Léon Gautier, le dernier héros français du Débarquement de 1944
Le dernier des 177 Français à avoir débarqué en Normandie continue, à 98 ans, à se battre pour la paix et la mémoire de ses camarades, il commémorera l'Appel du 18 juin avec Macron
Le dernier des 177 Français à avoir débarqué le 6 juin 1944 en Normandie Léon Gautier continue, à 98 ans, à se battre, humblement, pour la paix et la mémoire de ses camarades. Il commémorera vendredi l’Appel du 18 juin au Mont-Valérien (Hauts-de-Seine) avec Emmanuel Macron.
« J’y serai », a confirmé jeudi matin à l’AFP l’ancien fusilier marin. Le temps passe mais Léon Gautier ne rate jamais une occasion, coiffé de son béret vert, d’inviter la jeunesse à « se battre pour la paix », comme le 6 juin dernier lors des commémorations du Jour J à Ouistreham (Calvados).
Ce grand officier de la Légion d’honneur vit dans cette commune, voisine de celle où il a débarqué, Colleville-Montgomery.
« Le 6 juin, on a libéré 1,8 km de plage et on a parcouru 19 km dans la journée. Puis on a passé 78 jours et 78 nuits en première ligne dans une tranchée », expliquait en mai 2014 juste avant les célébrations du 70e anniversaire du Débarquement cet homme toujours accueillant.
Léon Gautier n’a jamais oublié le « copain », tombé ce jour-là à quelques mètres de lui, « le haut de la tête arraché » durant une contre-offensive allemande, comme il l’avait raconté à une journaliste de l’AFP qu’il avait reçue chez lui.
Admirateur de Churchill
Et pourtant, au lendemain de la guerre, « j’ai été démobilisé sans un sou, sans rien. Tous les Français libres étaient dans la même situation », confiait sans amertume celui qui s’était engagé dans la Marine française en février 1940.
A 17 ans, sous l’influence notamment d’une famille « anti-boches » qui avait perdu certains des siens durant la Première Guerre mondiale, il avait rallié Londres et de Gaulle en juillet, après l’Armistice, avant d’aller se battre au Cameroun, au Congo, en Syrie, au Liban.
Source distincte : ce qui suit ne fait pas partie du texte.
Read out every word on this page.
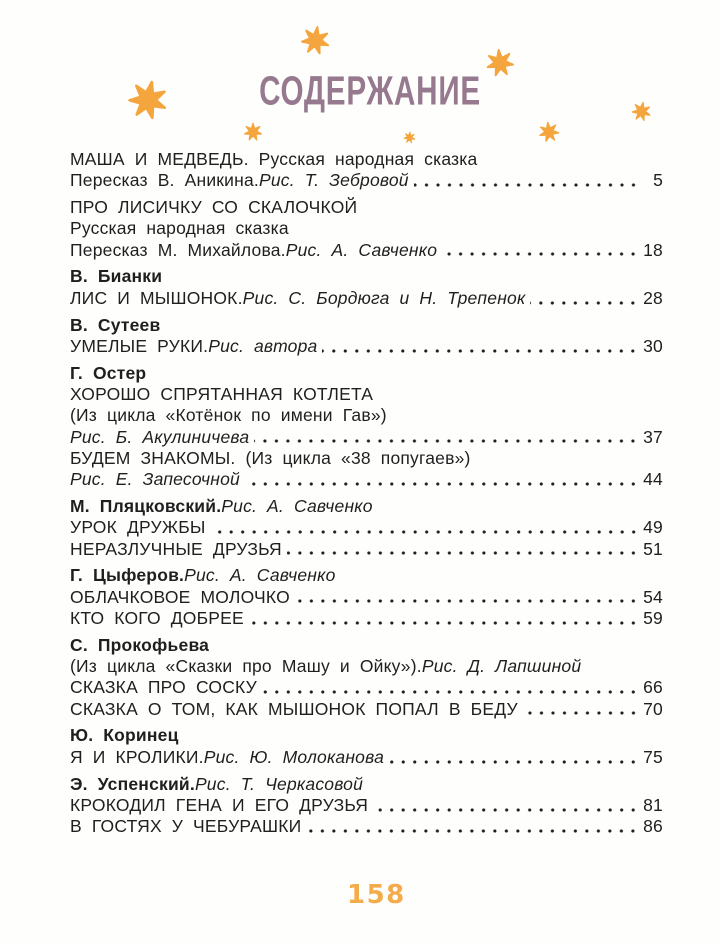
СОДЕРЖАНИЕ
МАША И МЕДВЕДЬ. Русская народная сказка
Пересказ В. Аникина. Рис. Т. Зебровой	5
ПРО ЛИСИЧКУ СО СКАЛОЧКОЙ
Русская народная сказка
Пересказ М. Михайлова. Рис. А. Савченко	18
В. Бианки
ЛИС И МЫШОНОК. Рис. С. Бордюга и Н. Трепенок	28
В. Сутеев
УМЕЛЫЕ РУКИ. Рис. автора	30
Г. Остер
ХОРОШО СПРЯТАННАЯ КОТЛЕТА
(Из цикла «Котёнок по имени Гав»)
Рис. Б. Акулиничева	37
БУДЕМ ЗНАКОМЫ. (Из цикла «38 попугаев»)
Рис. Е. Запесочной	44
М. Пляцковский. Рис. А. Савченко
УРОК ДРУЖБЫ	49
НЕРАЗЛУЧНЫЕ ДРУЗЬЯ	51
Г. Цыферов. Рис. А. Савченко
ОБЛАЧКОВОЕ МОЛОЧКО	54
КТО КОГО ДОБРЕЕ	59
С. Прокофьева
(Из цикла «Сказки про Машу и Ойку»). Рис. Д. Лапшиной
СКАЗКА ПРО СОСКУ	66
СКАЗКА О ТОМ, КАК МЫШОНОК ПОПАЛ В БЕДУ	70
Ю. Коринец
Я И КРОЛИКИ. Рис. Ю. Молоканова	75
Э. Успенский. Рис. Т. Черкасовой
КРОКОДИЛ ГЕНА И ЕГО ДРУЗЬЯ	81
В ГОСТЯХ У ЧЕБУРАШКИ	86
158
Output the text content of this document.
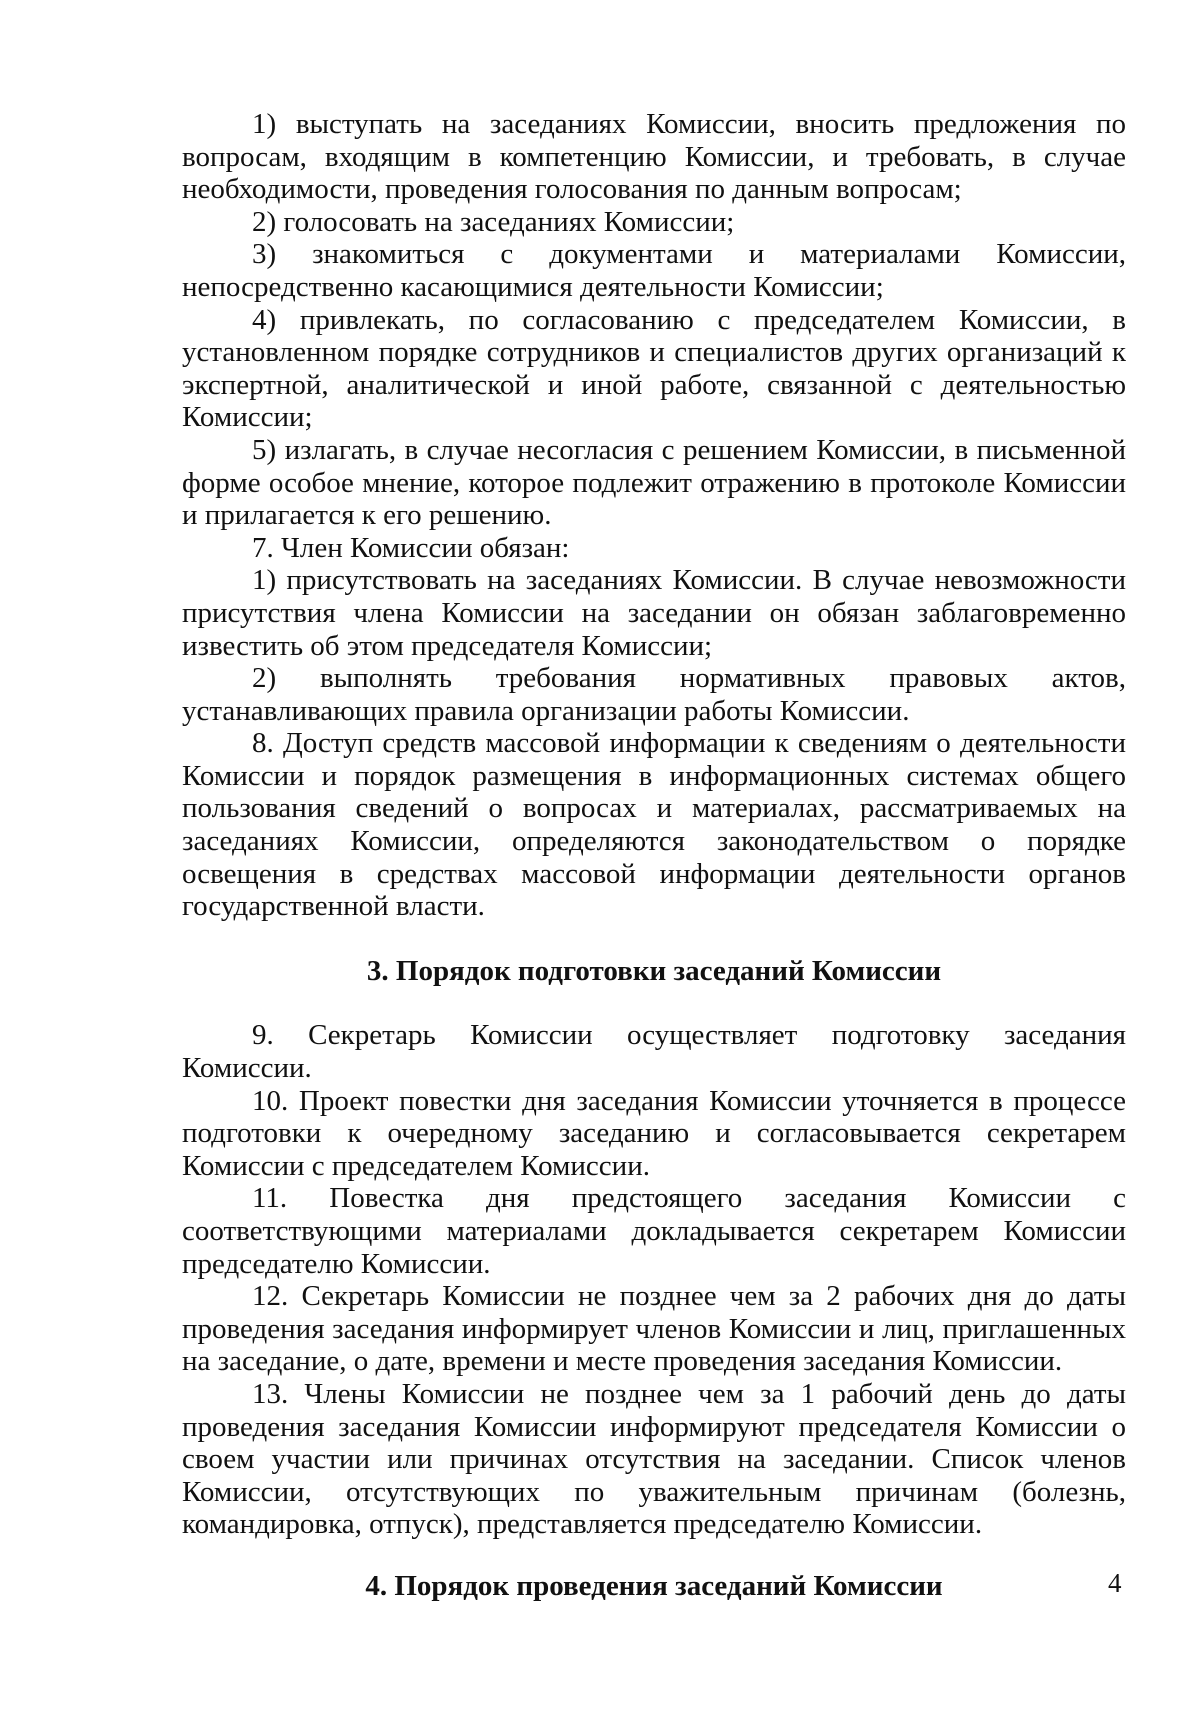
1) выступать на заседаниях Комиссии, вносить предложения по вопросам, входящим в компетенцию Комиссии, и требовать, в случае необходимости, проведения голосования по данным вопросам;

2) голосовать на заседаниях Комиссии;

3) знакомиться с документами и материалами Комиссии, непосредственно касающимися деятельности Комиссии;

4) привлекать, по согласованию с председателем Комиссии, в установленном порядке сотрудников и специалистов других организаций к экспертной, аналитической и иной работе, связанной с деятельностью Комиссии;

5) излагать, в случае несогласия с решением Комиссии, в письменной форме особое мнение, которое подлежит отражению в протоколе Комиссии и прилагается к его решению.

7. Член Комиссии обязан:

1) присутствовать на заседаниях Комиссии. В случае невозможности присутствия члена Комиссии на заседании он обязан заблаговременно известить об этом председателя Комиссии;

2) выполнять требования нормативных правовых актов, устанавливающих правила организации работы Комиссии.

8. Доступ средств массовой информации к сведениям о деятельности Комиссии и порядок размещения в информационных системах общего пользования сведений о вопросах и материалах, рассматриваемых на заседаниях Комиссии, определяются законодательством о порядке освещения в средствах массовой информации деятельности органов государственной власти.

3. Порядок подготовки заседаний Комиссии

9. Секретарь Комиссии осуществляет подготовку заседания Комиссии.

10. Проект повестки дня заседания Комиссии уточняется в процессе подготовки к очередному заседанию и согласовывается секретарем Комиссии с председателем Комиссии.

11. Повестка дня предстоящего заседания Комиссии с соответствующими материалами докладывается секретарем Комиссии председателю Комиссии.

12. Секретарь Комиссии не позднее чем за 2 рабочих дня до даты проведения заседания информирует членов Комиссии и лиц, приглашенных на заседание, о дате, времени и месте проведения заседания Комиссии.

13. Члены Комиссии не позднее чем за 1 рабочий день до даты проведения заседания Комиссии информируют председателя Комиссии о своем участии или причинах отсутствия на заседании. Список членов Комиссии, отсутствующих по уважительным причинам (болезнь, командировка, отпуск), представляется председателю Комиссии.

4. Порядок проведения заседаний Комиссии	4
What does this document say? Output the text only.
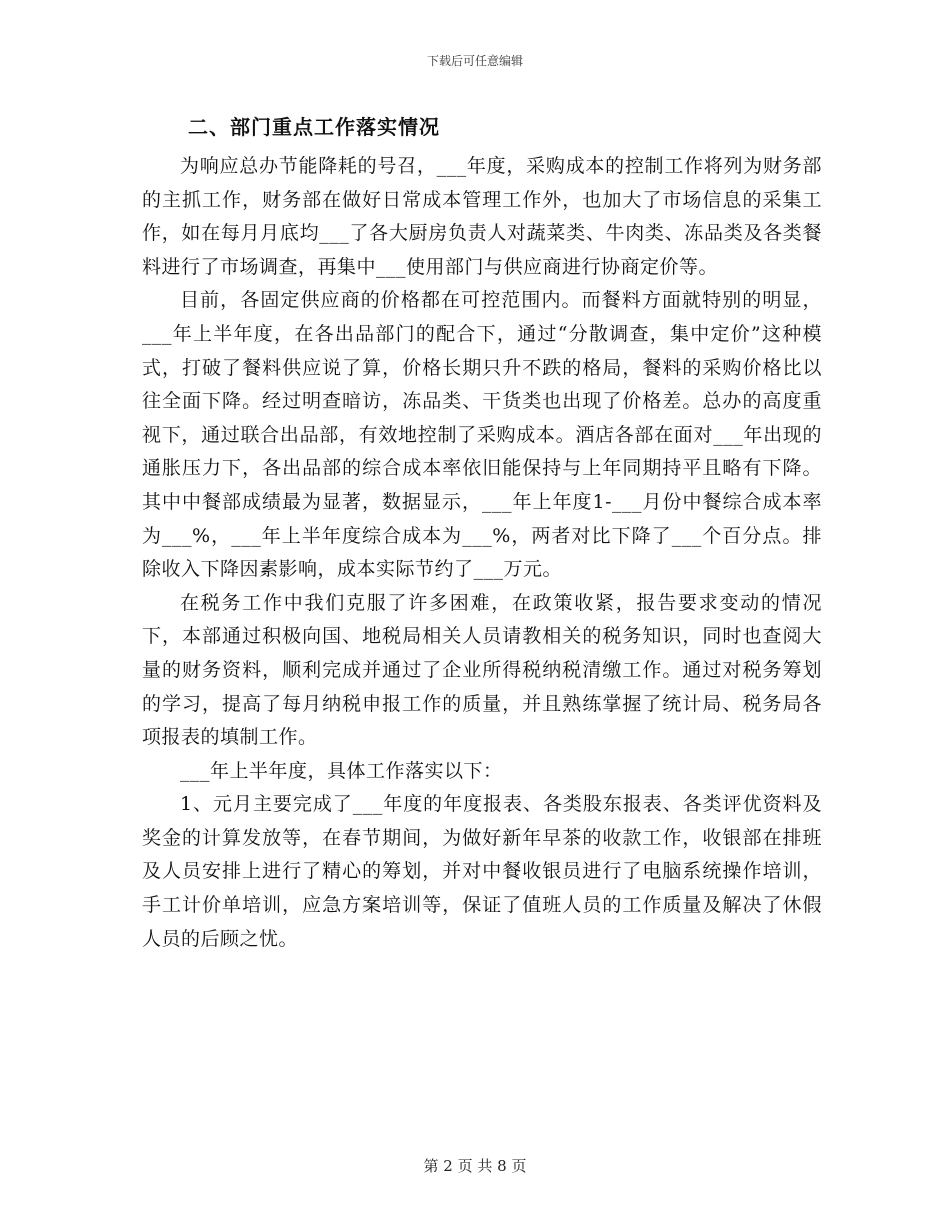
下载后可任意编辑
二、部门重点工作落实情况

为响应总办节能降耗的号召，___年度，采购成本的控制工作将列为财务部的主抓工作，财务部在做好日常成本管理工作外，也加大了市场信息的采集工作，如在每月月底均___了各大厨房负责人对蔬菜类、牛肉类、冻品类及各类餐料进行了市场调查，再集中___使用部门与供应商进行协商定价等。

目前，各固定供应商的价格都在可控范围内。而餐料方面就特别的明显，___年上半年度，在各出品部门的配合下，通过“分散调查，集中定价”这种模式，打破了餐料供应说了算，价格长期只升不跌的格局，餐料的采购价格比以往全面下降。经过明查暗访，冻品类、干货类也出现了价格差。总办的高度重视下，通过联合出品部，有效地控制了采购成本。酒店各部在面对___年出现的通胀压力下，各出品部的综合成本率依旧能保持与上年同期持平且略有下降。其中中餐部成绩最为显著，数据显示，___年上年度1-___月份中餐综合成本率为___%，___年上半年度综合成本为___%，两者对比下降了___个百分点。排除收入下降因素影响，成本实际节约了___万元。

在税务工作中我们克服了许多困难，在政策收紧，报告要求变动的情况下，本部通过积极向国、地税局相关人员请教相关的税务知识，同时也查阅大量的财务资料，顺利完成并通过了企业所得税纳税清缴工作。通过对税务筹划的学习，提高了每月纳税申报工作的质量，并且熟练掌握了统计局、税务局各项报表的填制工作。

___年上半年度，具体工作落实以下：

1、元月主要完成了___年度的年度报表、各类股东报表、各类评优资料及奖金的计算发放等，在春节期间，为做好新年早茶的收款工作，收银部在排班及人员安排上进行了精心的筹划，并对中餐收银员进行了电脑系统操作培训，手工计价单培训，应急方案培训等，保证了值班人员的工作质量及解决了休假人员的后顾之忧。

第 2 页 共 8 页
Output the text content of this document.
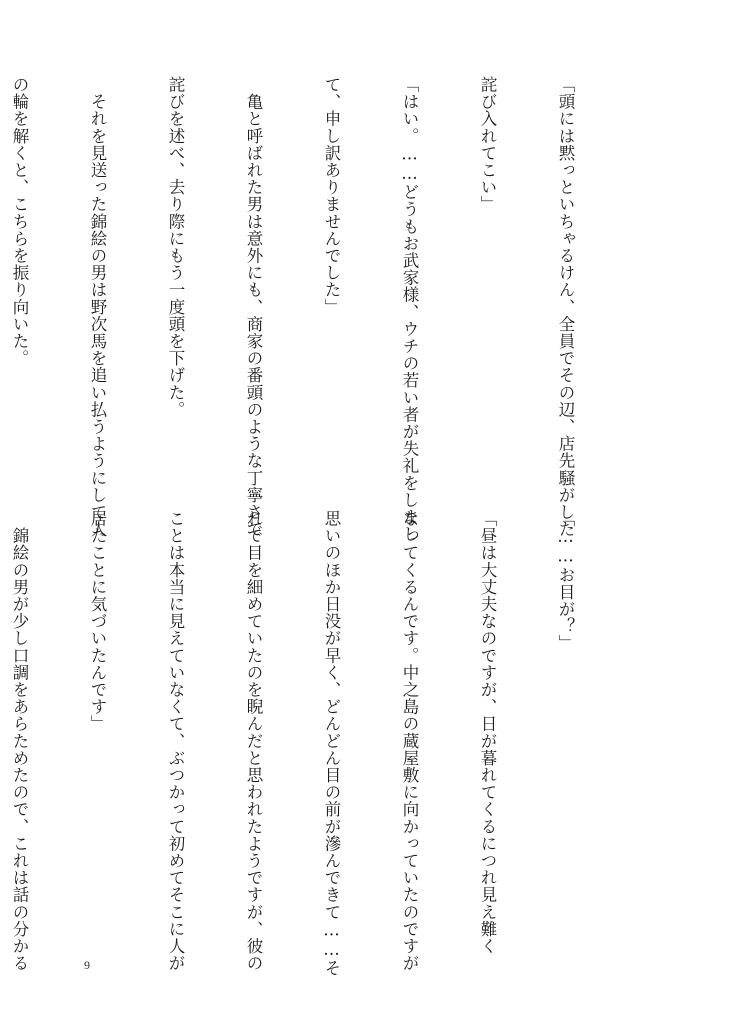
「頭には黙っといちゃるけん、全員でその辺、店先騒がした

詫び入れてこい」

「はい。……どうもお武家様、ウチの若い者が失礼をしまし

て、申し訳ありませんでした」

　亀と呼ばれた男は意外にも、商家の番頭のような丁寧さで

詫びを述べ、去り際にもう一度頭を下げた。

　それを見送った錦絵の男は野次馬を追い払うようにして人

の輪を解くと、こちらを振り向いた。

「……お目が？」

「昼は大丈夫なのですが、日が暮れてくるにつれ見え難く

なってくるんです。中之島の蔵屋敷に向かっていたのですが

思いのほか日没が早く、どんどん目の前が滲んできて……そ

れで目を細めていたのを睨んだと思われたようですが、彼の

ことは本当に見えていなくて、ぶつかって初めてそこに人が

居たことに気づいたんです」

　錦絵の男が少し口調をあらためたので、これは話の分かる

	9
En 1945, « je n’ai plus retrouvé en France la grande solidarité de ma jeunesse (…) C’était chacun pour soi. Ceux qui avaient travaillé avec les Allemands avaient la petite combine du marché noir. Ils y arrivaient », se remémorait Léon Gautier.
Né le 27 octobre 1922 à Rennes dans une famille modeste, il commence à travailler à 13 ans comme carrossier, « à l’époque de la semaine de 48 heures et sans congés payés ».
Après la guerre, il retourne en Angleterre avec son épouse Dorothy rencontrée outre-Manche, pour sept ans, travaille plus de « 60 heures par semaine », revient en France et repart comme chef d’atelier, pendant sept ans encore, en Afrique, avant un accident qui le ramène au pays. Il est alors plâtré du cou aux pieds.
Là, ce père de deux enfants qui a toujours « adoré les Anglais » et admiré Churchill – « qui n’a pas lâché le morceau » – passe à 38 ans un examen pour devenir expert automobile.
L’ami d’un vétéran allemand
« Partir de zéro en 1945 m’a obligé à me battre un peu partout pour vivre. J’ai une petite maison à moi, gagnée à la sueur de mon front. J’y suis heureux. Je n’ai pas besoin d’un château », précisait l’ancien combattant au regard incisif sur le monde.
Installé à Ouistreham dans les années 1990, Léon Gautier se bat inlassablement, « pour la paix » et pour la mémoire de ses camarades, d’écoles en commémorations.
« La paix, faut pas la reperdre. Dans ses choix, il faut être très vigilant. Les Allemands ont suivi Hitler comme des moutons de Panurge. Ça peut nous arriver », proclamait celui qui était devenu l’ami de Johannes, un vétéran allemand de la bataille de Normandie, installé comme lui à Ouistreham.
Lors du 70e anniversaire du Débarquement, les deux hommes s’étaient étreints avec émotion. Johannes Börner s’est éteint en 2018.
En septembre 2020, Léon Gautier s’est opposé, tout comme les descendants des autres membres du commando Kieffer, à un projet de site immersif sur l’histoire du Débarquement et de la bataille de Normandie, rejetant fermement, dans une tribune publiée dans Le Monde, tout « D-Day land ».